Search for duplicate file names within folder hierarchy?

I have a folder called img, this folder has many levels of sub-folders, all of which containing images. I am going to import them into an image server.

Normally images (or any files) can have the same name as long as they are in a different directory path or have a different extension. However, the image server I am importing them into requires all the image names to be unique (even if the extensions are different).

For example the images background.png and background.gif would not be allowed because even though they have different extensions they still have the same file name.

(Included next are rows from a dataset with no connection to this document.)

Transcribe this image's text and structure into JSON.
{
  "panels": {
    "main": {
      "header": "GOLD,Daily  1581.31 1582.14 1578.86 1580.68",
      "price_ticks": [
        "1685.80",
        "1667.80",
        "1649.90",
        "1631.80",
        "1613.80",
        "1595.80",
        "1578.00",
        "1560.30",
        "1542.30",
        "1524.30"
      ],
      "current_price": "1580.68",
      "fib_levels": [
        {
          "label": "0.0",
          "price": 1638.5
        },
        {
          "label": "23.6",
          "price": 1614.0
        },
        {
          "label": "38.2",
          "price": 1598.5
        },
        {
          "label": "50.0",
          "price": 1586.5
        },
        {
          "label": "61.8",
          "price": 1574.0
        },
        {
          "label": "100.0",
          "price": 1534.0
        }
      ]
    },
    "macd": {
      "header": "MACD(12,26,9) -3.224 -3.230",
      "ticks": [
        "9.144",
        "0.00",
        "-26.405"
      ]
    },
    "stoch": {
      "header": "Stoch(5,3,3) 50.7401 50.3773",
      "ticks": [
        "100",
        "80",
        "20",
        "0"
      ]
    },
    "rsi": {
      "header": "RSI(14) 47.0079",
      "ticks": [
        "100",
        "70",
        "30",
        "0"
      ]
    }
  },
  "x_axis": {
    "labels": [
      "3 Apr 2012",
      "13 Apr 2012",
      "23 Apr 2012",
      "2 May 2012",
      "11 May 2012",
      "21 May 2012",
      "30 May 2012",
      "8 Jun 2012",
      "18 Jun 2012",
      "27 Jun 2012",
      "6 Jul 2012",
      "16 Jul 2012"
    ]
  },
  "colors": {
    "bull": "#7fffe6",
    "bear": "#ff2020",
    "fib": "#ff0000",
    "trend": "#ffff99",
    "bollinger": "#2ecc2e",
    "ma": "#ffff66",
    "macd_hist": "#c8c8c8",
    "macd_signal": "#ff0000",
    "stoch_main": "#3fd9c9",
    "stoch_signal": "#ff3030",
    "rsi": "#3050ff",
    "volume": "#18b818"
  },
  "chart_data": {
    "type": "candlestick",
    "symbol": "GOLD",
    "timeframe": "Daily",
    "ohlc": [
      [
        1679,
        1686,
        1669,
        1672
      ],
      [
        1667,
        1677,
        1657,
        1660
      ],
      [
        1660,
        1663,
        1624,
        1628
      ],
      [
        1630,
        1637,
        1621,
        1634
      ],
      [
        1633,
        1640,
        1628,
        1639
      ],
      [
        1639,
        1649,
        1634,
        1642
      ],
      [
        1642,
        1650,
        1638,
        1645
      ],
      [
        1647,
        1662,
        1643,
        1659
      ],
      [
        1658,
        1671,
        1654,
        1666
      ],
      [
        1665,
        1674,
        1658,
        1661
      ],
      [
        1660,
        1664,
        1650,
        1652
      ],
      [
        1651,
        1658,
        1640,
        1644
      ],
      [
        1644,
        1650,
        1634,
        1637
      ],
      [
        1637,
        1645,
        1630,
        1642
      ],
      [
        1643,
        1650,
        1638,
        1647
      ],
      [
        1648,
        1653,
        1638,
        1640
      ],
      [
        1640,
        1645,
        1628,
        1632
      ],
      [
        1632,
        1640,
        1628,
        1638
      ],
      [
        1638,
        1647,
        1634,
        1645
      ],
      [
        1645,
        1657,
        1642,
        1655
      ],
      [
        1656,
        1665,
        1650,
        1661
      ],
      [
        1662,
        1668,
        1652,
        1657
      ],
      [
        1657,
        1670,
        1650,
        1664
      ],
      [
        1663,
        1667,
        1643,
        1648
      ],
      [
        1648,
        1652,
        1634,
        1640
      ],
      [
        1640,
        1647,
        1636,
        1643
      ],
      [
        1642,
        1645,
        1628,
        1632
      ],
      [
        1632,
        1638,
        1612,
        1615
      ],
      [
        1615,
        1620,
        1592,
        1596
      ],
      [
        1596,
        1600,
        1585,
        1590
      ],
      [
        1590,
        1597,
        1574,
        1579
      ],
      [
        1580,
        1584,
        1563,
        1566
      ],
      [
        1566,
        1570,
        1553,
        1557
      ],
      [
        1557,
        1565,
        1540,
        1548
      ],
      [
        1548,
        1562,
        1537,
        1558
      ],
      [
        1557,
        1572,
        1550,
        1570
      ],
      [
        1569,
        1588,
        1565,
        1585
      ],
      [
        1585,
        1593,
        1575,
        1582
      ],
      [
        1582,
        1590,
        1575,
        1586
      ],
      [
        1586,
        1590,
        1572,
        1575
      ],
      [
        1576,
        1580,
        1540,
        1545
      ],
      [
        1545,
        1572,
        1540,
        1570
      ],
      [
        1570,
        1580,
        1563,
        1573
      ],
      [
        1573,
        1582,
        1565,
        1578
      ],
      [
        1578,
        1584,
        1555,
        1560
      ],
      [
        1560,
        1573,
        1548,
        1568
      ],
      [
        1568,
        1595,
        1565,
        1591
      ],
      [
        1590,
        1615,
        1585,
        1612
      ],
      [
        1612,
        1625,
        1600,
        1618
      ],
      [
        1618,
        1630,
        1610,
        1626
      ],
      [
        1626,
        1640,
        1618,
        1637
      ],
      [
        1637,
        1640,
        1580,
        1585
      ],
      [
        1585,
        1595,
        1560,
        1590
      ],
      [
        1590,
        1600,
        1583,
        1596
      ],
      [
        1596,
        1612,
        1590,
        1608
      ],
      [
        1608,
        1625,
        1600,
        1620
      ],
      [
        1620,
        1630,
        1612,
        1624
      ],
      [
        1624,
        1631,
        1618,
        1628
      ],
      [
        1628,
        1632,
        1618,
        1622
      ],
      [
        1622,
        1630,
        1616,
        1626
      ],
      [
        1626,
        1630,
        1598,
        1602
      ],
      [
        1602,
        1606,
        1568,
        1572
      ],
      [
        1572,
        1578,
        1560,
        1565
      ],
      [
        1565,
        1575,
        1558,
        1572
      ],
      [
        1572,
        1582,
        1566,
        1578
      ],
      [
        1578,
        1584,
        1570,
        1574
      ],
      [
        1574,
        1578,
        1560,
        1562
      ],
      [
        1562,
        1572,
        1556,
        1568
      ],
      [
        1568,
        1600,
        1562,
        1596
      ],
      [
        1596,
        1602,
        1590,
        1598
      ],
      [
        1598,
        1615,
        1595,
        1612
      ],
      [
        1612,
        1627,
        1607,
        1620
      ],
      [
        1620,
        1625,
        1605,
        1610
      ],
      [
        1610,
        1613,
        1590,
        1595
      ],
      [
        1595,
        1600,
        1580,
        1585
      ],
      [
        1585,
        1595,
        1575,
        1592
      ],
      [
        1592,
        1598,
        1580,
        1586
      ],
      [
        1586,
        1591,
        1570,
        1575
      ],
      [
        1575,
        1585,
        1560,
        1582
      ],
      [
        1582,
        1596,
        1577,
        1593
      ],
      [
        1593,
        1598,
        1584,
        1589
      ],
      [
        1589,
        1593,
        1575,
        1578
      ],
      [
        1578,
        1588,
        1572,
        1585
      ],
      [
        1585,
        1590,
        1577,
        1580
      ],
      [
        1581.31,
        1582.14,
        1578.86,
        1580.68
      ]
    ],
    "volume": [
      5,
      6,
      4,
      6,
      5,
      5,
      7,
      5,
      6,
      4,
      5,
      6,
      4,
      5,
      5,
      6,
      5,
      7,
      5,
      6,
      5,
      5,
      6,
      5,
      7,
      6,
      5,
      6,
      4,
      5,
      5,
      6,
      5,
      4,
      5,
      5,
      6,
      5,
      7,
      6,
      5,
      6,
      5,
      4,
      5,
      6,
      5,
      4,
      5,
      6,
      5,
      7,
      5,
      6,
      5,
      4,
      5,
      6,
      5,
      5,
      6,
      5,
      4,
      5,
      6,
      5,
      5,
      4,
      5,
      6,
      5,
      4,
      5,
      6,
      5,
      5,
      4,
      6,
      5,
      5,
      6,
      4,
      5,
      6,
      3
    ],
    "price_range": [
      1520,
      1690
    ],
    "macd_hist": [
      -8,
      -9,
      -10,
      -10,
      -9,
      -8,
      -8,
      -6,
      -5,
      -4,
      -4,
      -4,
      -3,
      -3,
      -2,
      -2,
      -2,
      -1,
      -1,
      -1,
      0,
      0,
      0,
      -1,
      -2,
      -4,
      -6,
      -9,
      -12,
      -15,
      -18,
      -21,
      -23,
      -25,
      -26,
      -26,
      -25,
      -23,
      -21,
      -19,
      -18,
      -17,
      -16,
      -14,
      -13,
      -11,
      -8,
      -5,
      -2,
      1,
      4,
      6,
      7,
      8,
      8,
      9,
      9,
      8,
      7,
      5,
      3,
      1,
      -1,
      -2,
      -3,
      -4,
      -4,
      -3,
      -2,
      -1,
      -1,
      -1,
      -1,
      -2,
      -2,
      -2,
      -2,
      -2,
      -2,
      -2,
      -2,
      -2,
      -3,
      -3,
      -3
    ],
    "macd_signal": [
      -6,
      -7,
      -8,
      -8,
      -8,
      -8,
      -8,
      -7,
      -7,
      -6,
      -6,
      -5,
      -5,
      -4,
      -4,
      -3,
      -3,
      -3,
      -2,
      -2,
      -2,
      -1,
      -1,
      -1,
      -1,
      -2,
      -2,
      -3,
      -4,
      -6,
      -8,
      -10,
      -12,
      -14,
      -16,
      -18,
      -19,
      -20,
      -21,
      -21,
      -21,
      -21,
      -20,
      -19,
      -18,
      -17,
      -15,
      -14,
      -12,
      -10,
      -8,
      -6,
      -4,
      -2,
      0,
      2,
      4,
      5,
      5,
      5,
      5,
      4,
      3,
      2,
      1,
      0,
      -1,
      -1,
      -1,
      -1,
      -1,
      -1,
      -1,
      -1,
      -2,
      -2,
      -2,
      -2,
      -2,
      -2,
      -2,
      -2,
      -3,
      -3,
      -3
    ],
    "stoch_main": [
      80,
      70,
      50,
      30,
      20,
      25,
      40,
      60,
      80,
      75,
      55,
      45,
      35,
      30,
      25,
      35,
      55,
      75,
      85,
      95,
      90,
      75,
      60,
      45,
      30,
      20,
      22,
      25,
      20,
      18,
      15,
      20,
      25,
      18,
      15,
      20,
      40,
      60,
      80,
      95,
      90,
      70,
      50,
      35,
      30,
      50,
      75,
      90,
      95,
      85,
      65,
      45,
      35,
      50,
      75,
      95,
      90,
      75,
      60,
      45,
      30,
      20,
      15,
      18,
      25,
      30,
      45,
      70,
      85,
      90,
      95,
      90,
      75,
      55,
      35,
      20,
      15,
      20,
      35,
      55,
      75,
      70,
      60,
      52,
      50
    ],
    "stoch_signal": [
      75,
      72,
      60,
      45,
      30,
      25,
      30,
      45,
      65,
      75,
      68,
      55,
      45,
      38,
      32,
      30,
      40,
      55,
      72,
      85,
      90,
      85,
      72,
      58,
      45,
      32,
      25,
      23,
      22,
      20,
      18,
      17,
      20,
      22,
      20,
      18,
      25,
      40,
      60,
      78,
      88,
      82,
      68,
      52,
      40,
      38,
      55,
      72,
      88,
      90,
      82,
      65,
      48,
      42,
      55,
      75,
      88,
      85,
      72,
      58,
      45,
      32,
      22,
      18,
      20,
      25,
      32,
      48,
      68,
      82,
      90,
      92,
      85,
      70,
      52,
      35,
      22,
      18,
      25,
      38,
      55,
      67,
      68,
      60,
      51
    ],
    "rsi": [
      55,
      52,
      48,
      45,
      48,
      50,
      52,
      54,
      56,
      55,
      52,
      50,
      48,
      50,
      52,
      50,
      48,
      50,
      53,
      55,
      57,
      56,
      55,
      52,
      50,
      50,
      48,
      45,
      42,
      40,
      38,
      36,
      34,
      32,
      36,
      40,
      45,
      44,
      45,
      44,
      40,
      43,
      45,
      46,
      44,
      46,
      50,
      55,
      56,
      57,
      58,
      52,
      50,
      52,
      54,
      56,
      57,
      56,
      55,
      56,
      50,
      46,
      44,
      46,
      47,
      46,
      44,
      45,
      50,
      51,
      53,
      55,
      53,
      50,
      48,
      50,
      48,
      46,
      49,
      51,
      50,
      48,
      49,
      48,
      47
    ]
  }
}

Even if they are in separate sub-folders, they still need to be unique.

So I am wondering if I can do a recursive search in the img folder to find a list of files that have the same name (excluding extension).

Is there a command that can do this?


Solution 1:

find . -mindepth 1 -printf '%h %f\n' | sort -t ' ' -k 2,2 | uniq -f 1 --all-repeated=separate | tr ' ' '/'

As the comment states, this will find folders as well. Here is the command to restrict it to files:

find . -mindepth 1 -type f -printf '%p %f\n' | sort -t ' ' -k 2,2 | uniq -f 1 --all-repeated=separate | cut -d' ' -f1

Solution 2:

FSlint Install fslint is a versatile duplicate finder that includes a function for finding duplicate names:

FSlint

The FSlint package for Ubuntu emphasizes the graphical interface, but as is explained in the FSlint FAQ a command-line interface is available via the programs in /usr/share/fslint/fslint/. Use the --help option for documentation, e.g.:

$ /usr/share/fslint/fslint/fslint --help
File system lint.
A collection of utilities to find lint on a filesystem.
To get more info on each utility run 'util --help'.

findup -- find DUPlicate files
findnl -- find Name Lint (problems with filenames)
findu8 -- find filenames with invalid utf8 encoding
findbl -- find Bad Links (various problems with symlinks)
findsn -- find Same Name (problems with clashing names)
finded -- find Empty Directories
findid -- find files with dead user IDs
findns -- find Non Stripped executables
findrs -- find Redundant Whitespace in files
findtf -- find Temporary Files
findul -- find possibly Unused Libraries
zipdir -- Reclaim wasted space in ext2 directory entries
$ /usr/share/fslint/fslint/findsn --help
find (files) with duplicate or conflicting names.
Usage: findsn [-A -c -C] [[-r] [-f] paths(s) ...]

If no arguments are supplied the $PATH is searched for any redundant
or conflicting files.

-A reports all aliases (soft and hard links) to files.
If no path(s) specified then the $PATH is searched.

If only path(s) specified then they are checked for duplicate named
files. You can qualify this with -C to ignore case in this search.
Qualifying with -c is more restictive as only files (or directories)
in the same directory whose names differ only in case are reported.
I.E. -c will flag files & directories that will conflict if transfered
to a case insensitive file system. Note if -c or -C specified and
no path(s) specifed the current directory is assumed.

Example usage:

$ /usr/share/fslint/fslint/findsn /usr/share/icons/ > icons-with-duplicate-names.txt
$ head icons-with-duplicate-names.txt 
-rw-r--r-- 1 root root    683 2011-04-15 10:31 Humanity-Dark/AUTHORS
-rw-r--r-- 1 root root    683 2011-04-15 10:31 Humanity/AUTHORS
-rw-r--r-- 1 root root  17992 2011-04-15 10:31 Humanity-Dark/COPYING
-rw-r--r-- 1 root root  17992 2011-04-15 10:31 Humanity/COPYING
-rw-r--r-- 1 root root   4776 2011-03-29 08:57 Faenza/apps/16/DC++.xpm
-rw-r--r-- 1 root root   3816 2011-03-29 08:57 Faenza/apps/22/DC++.xpm
-rw-r--r-- 1 root root   4008 2011-03-29 08:57 Faenza/apps/24/DC++.xpm
-rw-r--r-- 1 root root   4456 2011-03-29 08:57 Faenza/apps/32/DC++.xpm
-rw-r--r-- 1 root root   7336 2011-03-29 08:57 Faenza/apps/48/DC++.xpm
-rw-r--r-- 1 root root    918 2011-03-29 09:03 Faenza/apps/16/Thunar.png

Solution 3:

Save this to a file named duplicates.py

#!/usr/bin/env python

# Syntax: duplicates.py DIRECTORY

import os, sys

top = sys.argv[1]
d = {}

for root, dirs, files in os.walk(top, topdown=False):
    for name in files:
        fn = os.path.join(root, name)
        basename, extension = os.path.splitext(name)

        basename = basename.lower() # ignore case

        if basename in d:
            print(d[basename])
            print(fn)
        else:
            d[basename] = fn

Then make the file executable:

chmod +x duplicates.py

Run in e.g. like this:

./duplicates.py ~/images

It should output pairs of files that have the same basename(1). Written in python, you should be able to modify it.